Two possible scenarios of using a person ID system are as follows:

  1. Today, person ID systems are used by systems of record (or individuals using them) to obtain PersonIDs. Those PersonIDs are used by these systems (primarily, e.g., SIS, HR) as the appropriate student or staff IDs and thus would be the IDs written by those systems into the Ed-FI ODS / API as the ID for the person-roles. The administering organizations for the Ed-Fi ODS must now determine how to create the Person and link to person-roles with the same ID — perhaps by process using the API or backend ODS. This approach would be easily applied by SEAs with existing person ID systems.
  2. The other alternative is to integrate a person ID system into the Ed-Fi ODS via a process that identifies newly created person-roles, queries the person ID system for a Person ID, creating a Person entity if needed, and linking the person-role to Person. That process 1) could be written using the API change queries to identify new person-role instance, 2) could use database triggers and stored procedure, or 3) could be a batch process using database date-timestamps.

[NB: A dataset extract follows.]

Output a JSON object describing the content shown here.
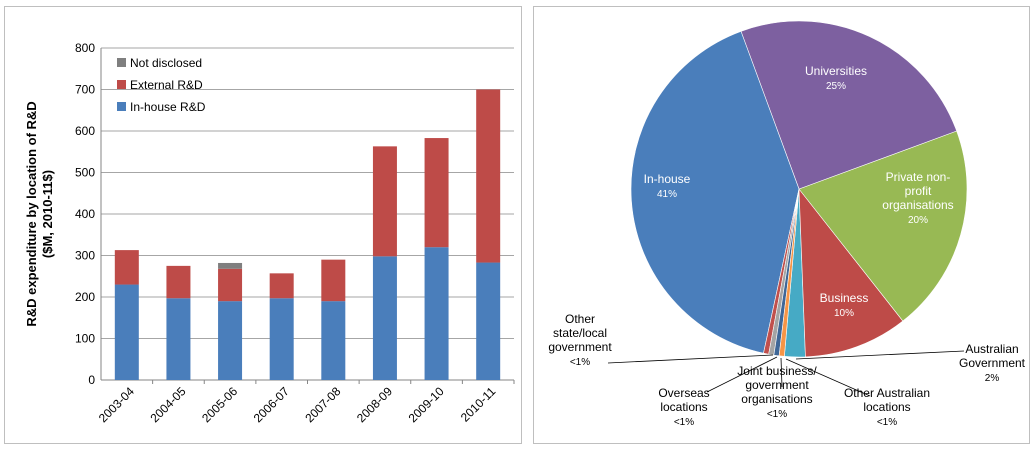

It may also be possible to use Person without a person ID system if there is an appropriate surrogate ID that can effectively serve as a Person ID. For example, person IDs assigned by Certification systems have been identified as a possibility for the TPDM use case.

Extending the Person Model

As with any other entity in the Ed-Fi, the Person entity may be used in extensions as follows:

  • Additional attributes may be added to Person as an extension, for example to better effect the integration of a person ID system.
  • Associations can be created from other entities that are best related to the generic Person rather than a person-role, like a Survey.
  • New person-roles (such the TPDM TeacherCandidate, Applicant, and Prospect) should follow the pattern established by including optional association references to Person.